I couldn’t move for a moment. I had to figure out what to do. If I ran out of the room, there was a chance I could unnecessarily escalate the situation. He said he just wanted me to tidy the bathroom. He said he just wanted towels. There really was no reason to be afraid, I tried to tell myself.

I wiped the mirror quickly, my hands shaking. My throat was so dry I could hardly swallow. I said to myself over and over—I won’t clean the tub. I won’t clean the tub. I won’t clean the tub. As if declaring I wouldn’t clean the tub would somehow protect me in this situation.

It was when I bent down to empty the garbage that I saw them. Ten or more used condoms strewn haphazardly around the bathroom floor. And in the garbage bin, a stack of Penthouse magazines, which were wet.

Fear has no time for disgust in moments such as these, so I quickly emptied the bin into my garbage bag and picked up the condoms with a paper towel and threw them in too. I gave the sink a wipe, grabbed the dirty towels, and stepped back into the small, stale, dark hotel room where the man was face-down snoring.

Holding my breath, I walked across the room to the door, frightened he might grab me on the way, but he didn’t. I silently berated myself for being so stupid as I turned the handle on the door. In one second it would be over, and I would never set foot in a room with a guest in it again. Never ever, ever again.

Just as I was about to make my escape with my cart down the hall to the elevator and back up to the reception desk, with its fake rubber tree plant and my boss waiting to admonish me with a scowl, the man said, as if he had never been asleep, “Did you put the fresh towels in the bathroom, love?”

I hadn’t. I forgot.

“Not yet,” I said, trying not to sound afraid.

“Could you please?” he asked.

I gathered some towels for him slowly and debated whether I would go back into the room when I heard the basement door creak open.

It was my boss. She was walking toward me. She was furious. I smelled a strong waft of her perfume as she stood before me.

“You haven’t finished yet?” she said. “Why are you so slow? You are slower than any of the other girls.” Peering into the room, she saw the man on his bed and frowned.

“He wanted some fresh towels,” I said in a way that almost sounded like I was defending him.

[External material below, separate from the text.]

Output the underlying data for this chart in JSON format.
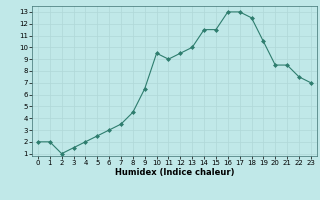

“Sir, she cannot clean the room if you are in there.” My boss took the towels out of my hands and put them at the end of his bed. “If you’d like your room cleaned properly, you must leave before two-thirty.”

The man ignored her and turned over on his side with his back to us.

She shut his door loudly and then looked at her watch. “It is half past three. You should be finished by three. I cannot pay you if you take longer than anyone else to do this job. Today I’ll pay you until three-thirty. Tomorrow I will not. You must learn to work faster. And you must learn to follow the rules.”

I started to cry. “Why are you crying?” she said.

“I don’t know,” I said, wiping my eyes. But I did know. I was crying because I was relieved.